A system cannot be successful if it is too strongly influenced by a single person. Once the initial design is complete and fairly robust, the real test begins as people with many different viewpoints undertake their own experiments.
In the first two parts of this book we talked a lot about requests and queries, and the corresponding responses or results. This style of data processing is assumed in many modern data systems: you ask for something, or you send an instruction, and some time later the system (hopefully) gives you an answer. Databases, caches, search indexes, web servers, and many other systems work this way.

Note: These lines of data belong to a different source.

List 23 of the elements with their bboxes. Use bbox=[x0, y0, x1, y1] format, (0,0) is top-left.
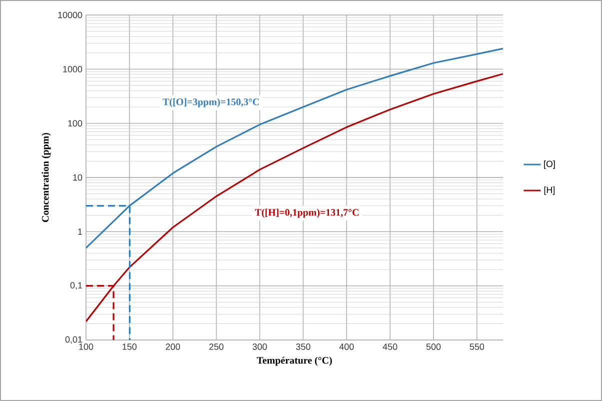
legend-label: [O] bbox=[544, 160, 555, 169]
x-tick-label: 200 bbox=[166, 344, 180, 350]
y-tick-label: 10000 bbox=[58, 12, 82, 18]
x-tick-label: 500 bbox=[426, 344, 441, 350]
x-tick-label: 350 bbox=[296, 344, 310, 350]
x-tick-label: 450 bbox=[382, 344, 398, 350]
annotation: T([H]=0,1ppm)=131,7°C bbox=[254, 208, 358, 218]
y-tick-label: 1 bbox=[78, 228, 82, 235]
x-tick-label: 100 bbox=[79, 344, 94, 350]
annotation: T([O]=3ppm)=150,3°C bbox=[162, 98, 259, 108]
x-tick-label: 550 bbox=[470, 344, 484, 350]
x-tick-label: 300 bbox=[252, 344, 267, 350]
y-tick-label: 10 bbox=[73, 174, 82, 181]
y-axis-title: Concentration (ppm) bbox=[42, 132, 51, 222]
x-tick-label: 400 bbox=[339, 344, 354, 350]
y-tick-label: 0,1 bbox=[70, 282, 82, 290]
x-tick-label: 150 bbox=[122, 344, 137, 350]
y-tick-label: 100 bbox=[68, 120, 82, 127]
y-tick-label: 0,01 bbox=[65, 336, 82, 344]
legend-label: [H] bbox=[544, 186, 555, 195]
x-axis-title: Température (°C) bbox=[256, 356, 332, 366]
y-tick-label: 1000 bbox=[63, 66, 82, 72]
x-tick-label: 250 bbox=[209, 344, 224, 350]
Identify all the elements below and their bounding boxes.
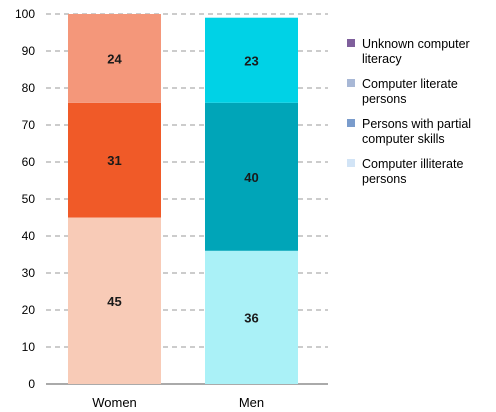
y-tick-label: 60 [22,155,36,169]
legend-label: Unknown computer literacy [362,37,470,66]
bar-segment [205,250,298,384]
legend-label: Computer illiterate persons [362,157,463,186]
data-label: 40 [244,170,258,185]
data-label: 45 [107,294,121,309]
data-label: 23 [244,53,258,68]
data-label: 24 [107,51,122,66]
y-tick-label: 20 [22,303,36,317]
legend-swatch [347,39,355,47]
x-category-label: Women [92,395,137,410]
y-tick-label: 0 [28,377,35,391]
y-tick-label: 10 [22,340,36,354]
bar-segment [205,102,298,251]
legend-swatch [347,79,355,87]
bar-segment [68,102,161,218]
x-category-label: Men [239,395,264,410]
y-tick-label: 40 [22,229,36,243]
x-axis-categories: Women Men [92,395,264,410]
legend-swatch [347,119,355,127]
bar-segment [205,17,298,103]
y-tick-label: 90 [22,44,36,58]
legend: Unknown computer literacy Computer literat… [347,37,471,186]
y-tick-label: 80 [22,81,36,95]
bar-segment [68,217,161,384]
y-tick-label: 100 [15,7,35,21]
data-labels: 45 31 24 36 40 23 [107,51,258,325]
bar-segment [68,14,161,103]
data-label: 36 [244,310,258,325]
y-tick-label: 30 [22,266,36,280]
bars [68,14,298,384]
y-tick-label: 70 [22,118,36,132]
legend-label: Computer literate persons [362,77,458,106]
y-tick-label: 50 [22,192,36,206]
data-label: 31 [107,153,121,168]
legend-swatch [347,159,355,167]
legend-label: Persons with partial computer skills [362,117,471,146]
y-axis-ticks: 0 10 20 30 40 50 60 70 80 90 100 [15,7,35,391]
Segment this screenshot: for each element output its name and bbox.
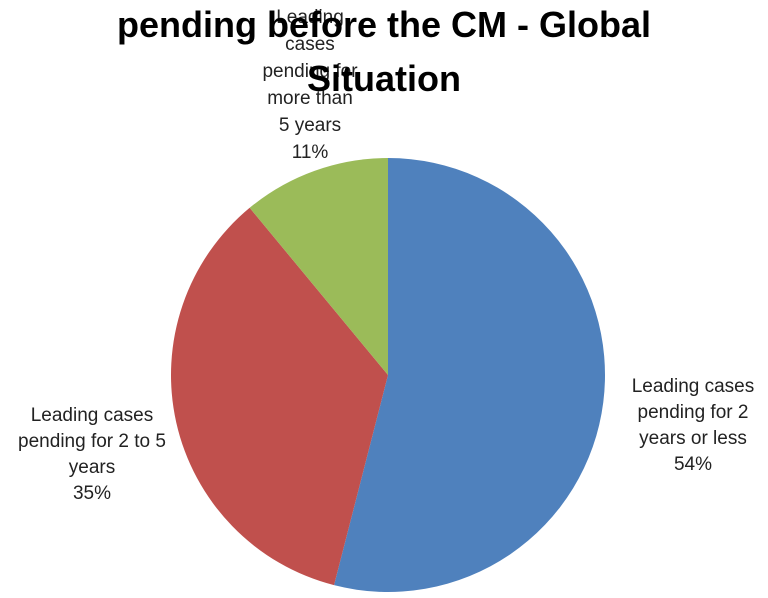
slice-label: Leading cases pending for more than 5 ye… [240,4,380,166]
pie-slice [334,158,605,592]
slice-name: Leading cases pending for 2 to 5 years [18,405,166,478]
pie-slice [170,207,388,586]
slice-value: 11% [291,142,329,163]
slice-label: Leading cases pending for 2 years or les… [612,374,768,478]
chart-title: pending before the CM - Global Situation [117,4,651,99]
slice-value: 54% [673,454,713,475]
pie-slice [249,158,388,375]
slice-name: Leading cases pending for more than 5 ye… [262,7,358,136]
slice-name: Leading cases pending for 2 years or les… [631,376,755,449]
chart-title-box: pending before the CM - Global Situation [0,0,768,106]
slice-label: Leading cases pending for 2 to 5 years 35… [2,403,182,507]
slice-value: 35% [72,483,112,504]
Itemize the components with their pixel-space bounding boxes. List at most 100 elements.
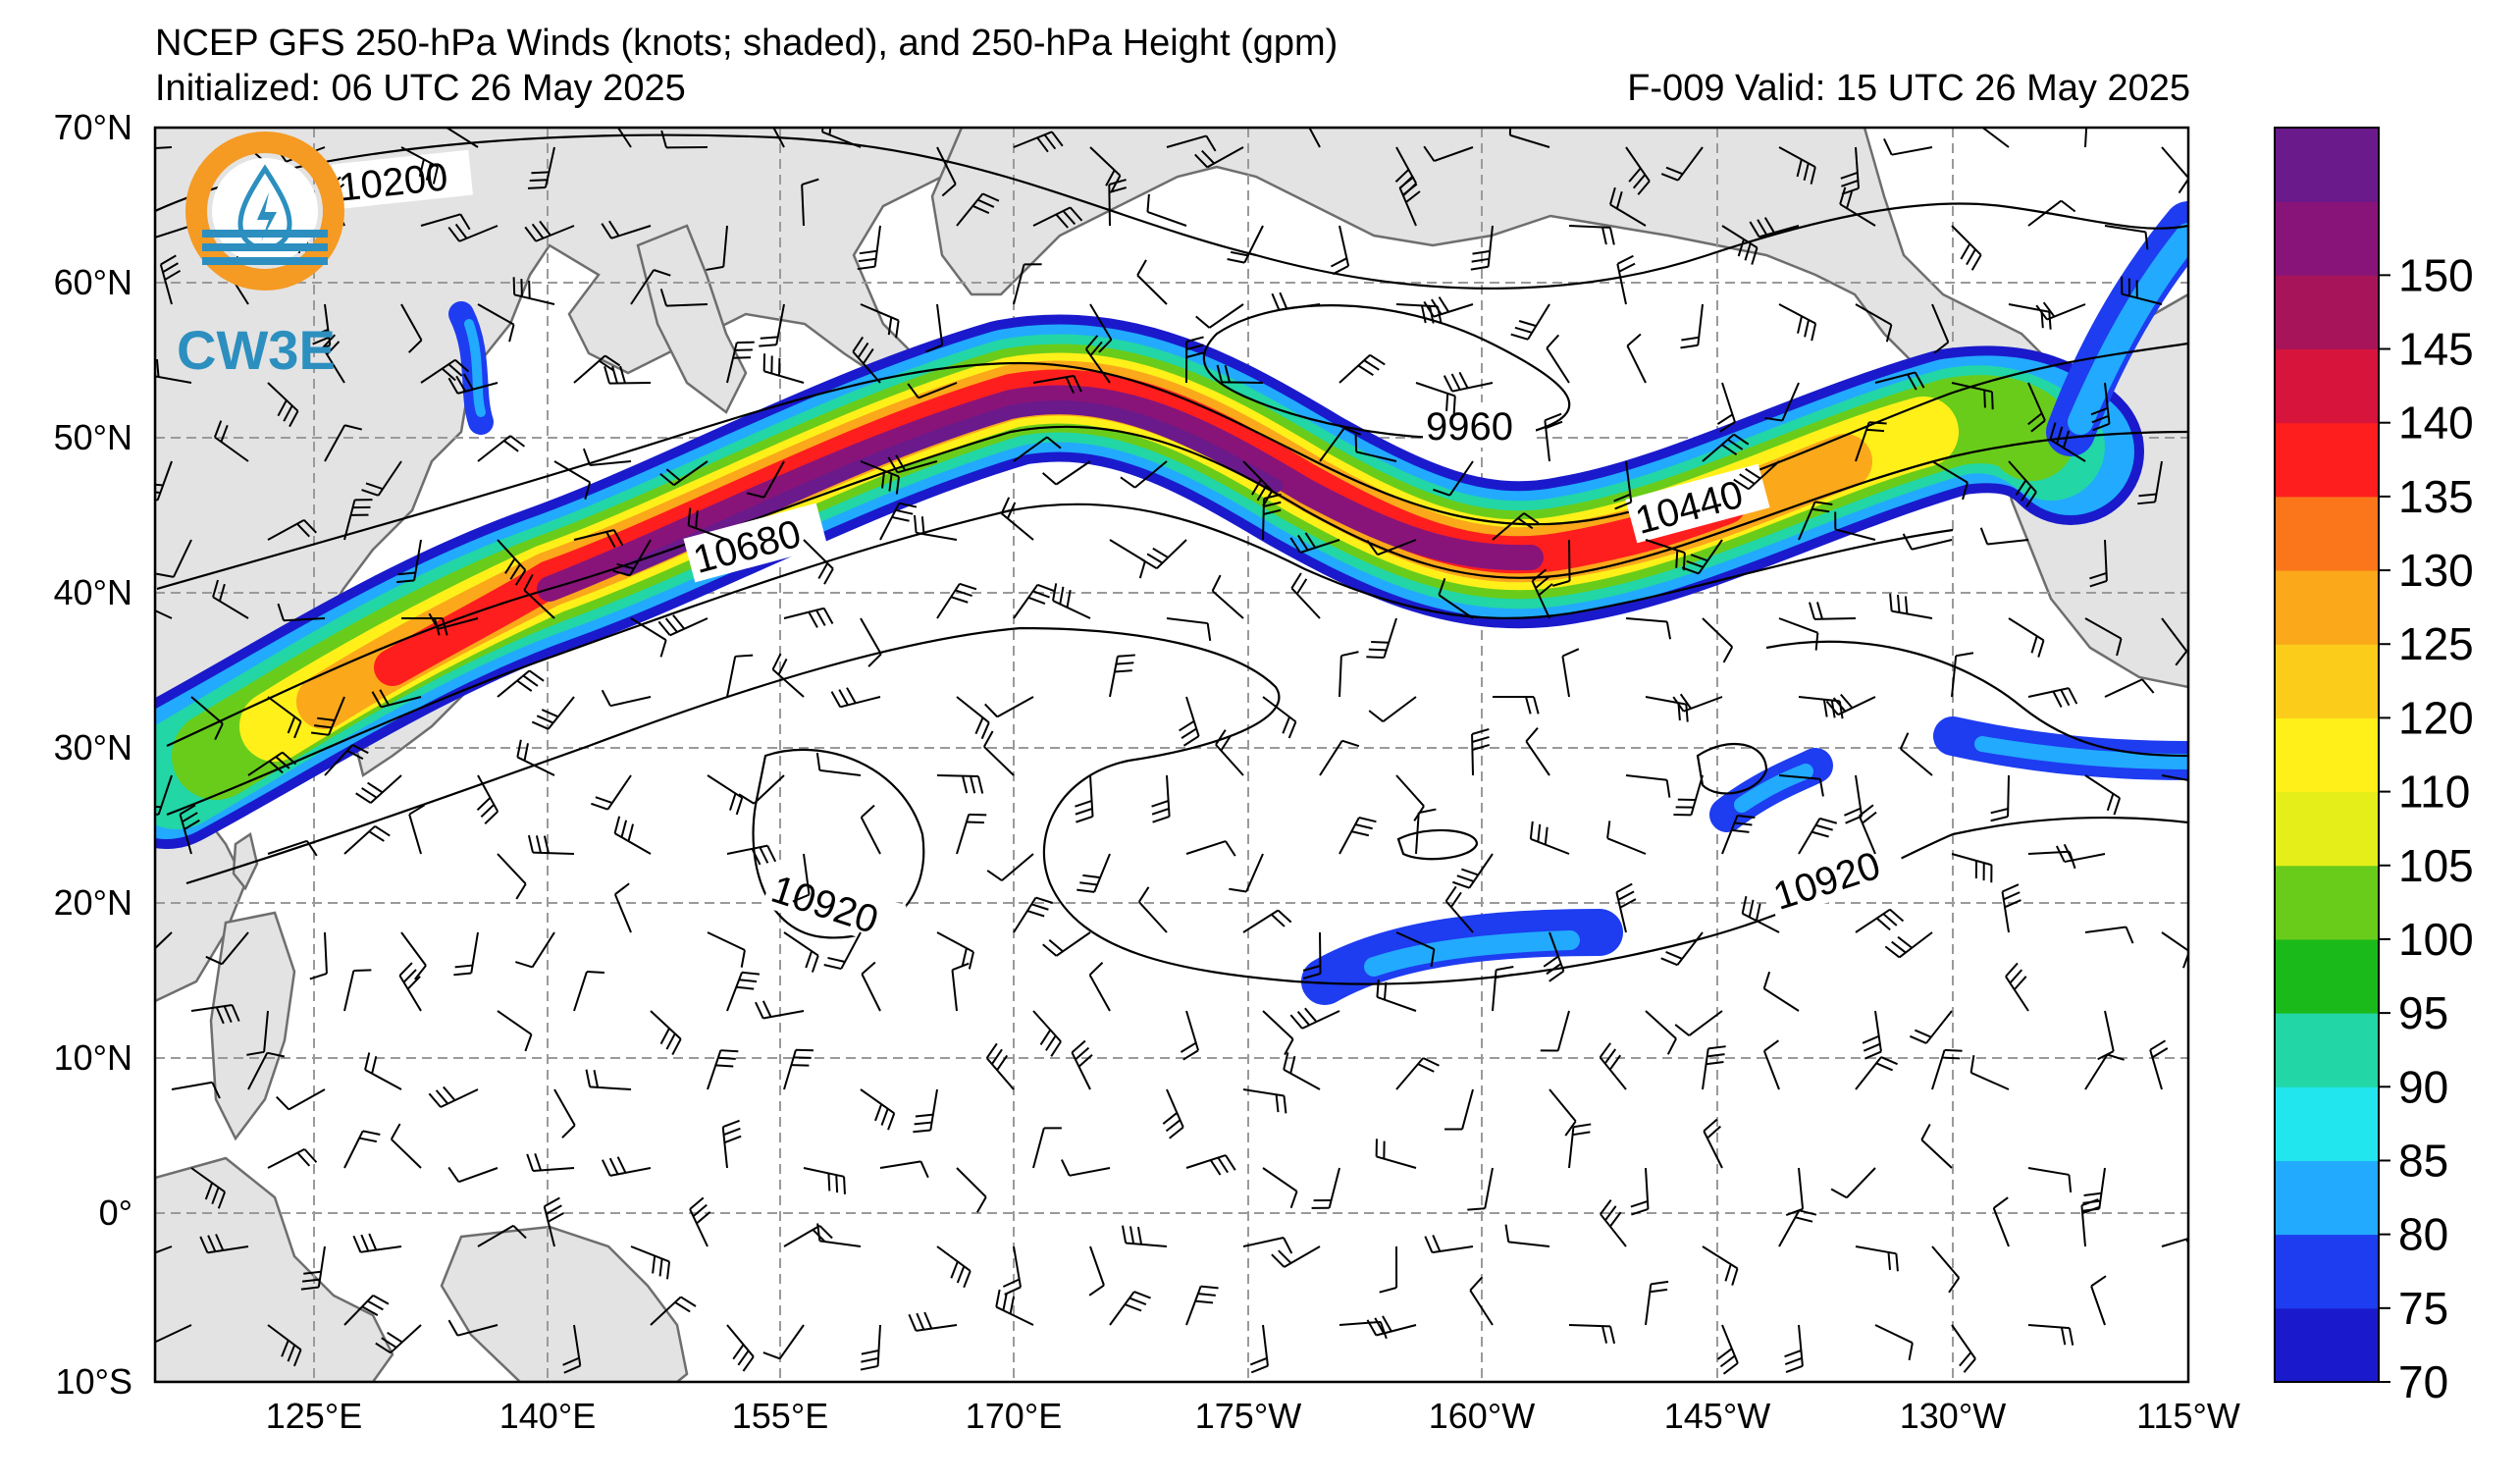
wind-barb [1089,303,1113,353]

In such online systems, whether it’s a web browser requesting a page or a service calling a remote API, we generally assume that the request is triggered by a human user, and that the user is waiting for the response. They shouldn’t have to wait too long, so we pay a lot of attention to the response time of these systems (see “Describing Performance” on page 13).
The web, and increasing numbers of HTTP/REST-based APIs, has made the request/ response style of interaction so common that it’s easy to take it for granted. But we should remember that it’s not the only way of building systems, and that other approaches have their merits too. Let’s distinguish three different types of systems:
Services (online systems)
A service waits for a request or instruction from a client to arrive. When one is received, the service tries to handle it as quickly as possible and sends a response back. Response time is usually the primary measure of performance of a service, and availability is often very important (if the client can’t reach the service, the user will probably get an error message).
Batch processing systems (offline systems)
A batch processing system takes a large amount of input data, runs a job to process it, and produces some output data. Jobs often take a while (from a few minutes to several days), so there normally isn’t a user waiting for the job to finish. Instead, batch jobs are often scheduled to run periodically (for example, once a day). The primary performance measure of a batch job is usually throughput (the time it takes to crunch through an input dataset of a certain size). We discuss batch processing in this chapter.
Stream processing systems (near-real-time systems)
Stream processing is somewhere between online and offline/batch processing (so it is sometimes called near-real-time or nearline processing). Like a batch processing system, a stream processor consumes inputs and produces outputs (rather than responding to requests). However, a stream job operates on events shortly after they happen, whereas a batch job operates on a fixed set of input data. This difference allows stream processing systems to have lower latency than the equivalent batch systems. As stream processing builds upon batch processing, we discuss it in Chapter 11.
As we shall see in this chapter, batch processing is an important building block in our quest to build reliable, scalable, and maintainable applications. For example, MapReduce, a batch processing algorithm published in 2004 , was (perhaps overenthusiastically) called “the algorithm that makes Google so massively scalable” . It was subsequently implemented in various open source data systems, including Hadoop, CouchDB, and MongoDB.
MapReduce is a fairly low-level programming model compared to the parallel processing systems that were developed for data warehouses many years previously [3, 4], but it was a major step forward in terms of the scale of processing that could be achieved on commodity hardware. Although the importance of MapReduce is now declining , it is still worth understanding, because it provides a clear picture of why and how batch processing is useful.
In fact, batch processing is a very old form of computing. Long before programmable digital computers were invented, punch card tabulating machines—such as the Hollerith machines used in the 1890 US Census —implemented a semi-mechanized form of batch processing to compute aggregate statistics from large inputs. And MapReduce bears an uncanny resemblance to the electromechanical IBM card-sorting machines that were widely used for business data processing in the 1940s and 1950s . As usual, history has a tendency of repeating itself.
In this chapter, we will look at MapReduce and several other batch processing algorithms and frameworks, and explore how they are used in modern data systems. But first, to get started, we will look at data processing using standard Unix tools. Even if you are already familiar with them, a reminder about the Unix philosophy is worth?while because the ideas and lessons from Unix carry over to large-scale, heterogeneous distributed data systems.